Enfin, l’on sait les ravages qu’a provoqué l’affaire autour des mesures de surveillance illégales du service de renseignement, ainsi que les promesses subséquentes du gouvernement en ce qui concerne la transparence. Seulement, si le terme est en vogue, il n’a pour l’instant donné lieu qu’à d’assez minces codes de déontologie pour les députés et ministres. L’absence de cadre législatif concernant l’accès aux documents administratifs, la difficulté d’accès aux archives pour les chercheurs récemment soulignée dans le cadre du rapport Artuso sur la collaboration de l’administration luxembourgeoise pendant l’occupation allemande ainsi que les inquiétants projets prévoyant la destruction pure et simple des archives actuelles et futures du SREL sous prétexte de la protection de la vie privée soulignent toutefois surtout une chose, à savoir la nécessité pressante d’un principe conférant une portée juridique à la transparence. Il serait ainsi judicieux de garantir non seulement la protection des données privées, mais également, au titre du droit à la réception et à la communication des informations, l’accès aux documents administratifs, et plus particulièrement l’accès aux archives, la loi venant équilibrer les droits en présence.

Ce ne sont là que quelques pistes, d’autres choix pouvant à l’évidence être faits et d’autres priorités établies. L’essentiel, c’est d’abandonner le consensualisme conservateur en faveur d’une démarche plus audacieuse donnant lieu à une Constitution en phase avec les exigences contemporaines en termes de protection des droits fondamentaux.

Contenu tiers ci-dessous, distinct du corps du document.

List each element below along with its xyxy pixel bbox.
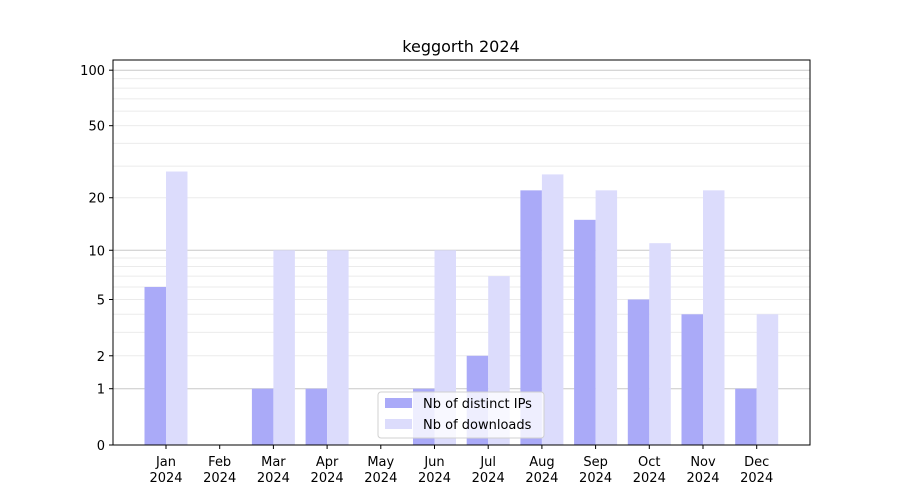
bar-distinct-ips [305,388,328,445]
x-tick-label-month: Oct [638,455,660,470]
bar-downloads [703,190,725,445]
x-tick-label-month: Dec [744,455,769,470]
bar-downloads [595,190,618,445]
x-tick-label-month: Jan [155,455,176,470]
bar-downloads [166,171,188,446]
x-tick-label-year: 2024 [579,471,612,486]
bar-distinct-ips [681,314,703,445]
legend-label: Nb of downloads [423,418,532,433]
y-tick-label: 10 [88,244,105,259]
x-tick-label-year: 2024 [472,471,505,486]
x-tick-label-year: 2024 [257,471,290,486]
y-tick-label: 2 [97,350,105,365]
x-tick-label-year: 2024 [364,471,397,486]
bar-distinct-ips [627,299,650,445]
bar-distinct-ips [144,286,166,445]
bar-downloads [273,250,295,445]
x-tick-label-month: Apr [316,455,339,470]
bar-distinct-ips [735,388,757,445]
y-tick-label: 1 [97,383,105,398]
chart-title: keggorth 2024 [402,37,519,56]
legend: Nb of distinct IPs Nb of downloads [377,391,545,439]
y-tick-label: 0 [97,439,105,454]
bar-distinct-ips [574,219,596,445]
x-tick-label-month: Feb [208,455,231,470]
x-tick-label-month: Sep [583,455,608,470]
legend-swatch [385,398,412,408]
bar-downloads [756,314,779,445]
y-tick-label: 100 [80,64,105,79]
bar-distinct-ips [520,190,542,445]
y-axis: 0 1 2 5 10 20 50 100 [80,64,113,454]
bar-downloads [327,250,349,445]
y-tick-label: 5 [97,293,105,308]
bars [144,171,779,446]
legend-swatch [385,419,412,429]
axes-frame [112,59,811,446]
x-tick-label-year: 2024 [311,471,344,486]
x-tick-label-month: May [367,455,394,470]
x-tick-label-year: 2024 [203,471,236,486]
x-tick-label-month: Nov [690,455,716,470]
x-tick-label-month: Aug [529,455,554,470]
x-tick-label-month: Jun [423,455,444,470]
x-tick-label-year: 2024 [418,471,451,486]
x-tick-label-year: 2024 [686,471,719,486]
grid-lines [113,69,810,390]
bar-downloads [541,174,564,445]
y-tick-label: 20 [88,192,105,207]
bar-distinct-ips [251,388,274,445]
x-tick-label-year: 2024 [149,471,182,486]
x-tick-label-year: 2024 [633,471,666,486]
x-tick-label-year: 2024 [740,471,773,486]
x-tick-label-month: Mar [261,455,286,470]
bar-downloads [649,243,671,445]
x-tick-label-year: 2024 [525,471,558,486]
legend-label: Nb of distinct IPs [423,397,532,412]
legend-box [377,391,545,439]
x-axis: Jan2024Feb2024Mar2024Apr2024May2024Jun20… [149,445,773,486]
x-tick-label-month: Jul [479,455,496,470]
y-tick-label: 50 [88,120,105,135]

1. J. Gerkrath, «La proposition de révision dans le contexte international: la garantie constitutionnelle des droits fondamentaux serait-elle devenue superflue? Quelques remarques à propos de la notion des droits fondamentaux, de leur formulation et de leur protection», Actes de la Section des sciences morales et politiques de l’Institut grand-ducal, Luxembourg, vol. 14, 2011, p. 197-219.
2.Ainsi que le confirme P.-H. Meyers, «Les droits fondamentaux dans la Constitution luxembourgeoise», in J. Gerkrath, La refonte de la Constitution luxembourgeoise en débat, Larcier, Bruxelles, 2010, p. 66.
3.L’article 20§1 du Grundgesetz est rédigé de la manière suivante: «Die Bundesrepublik Deutschland ist ein demokratischer und sozialer Bundesstaat».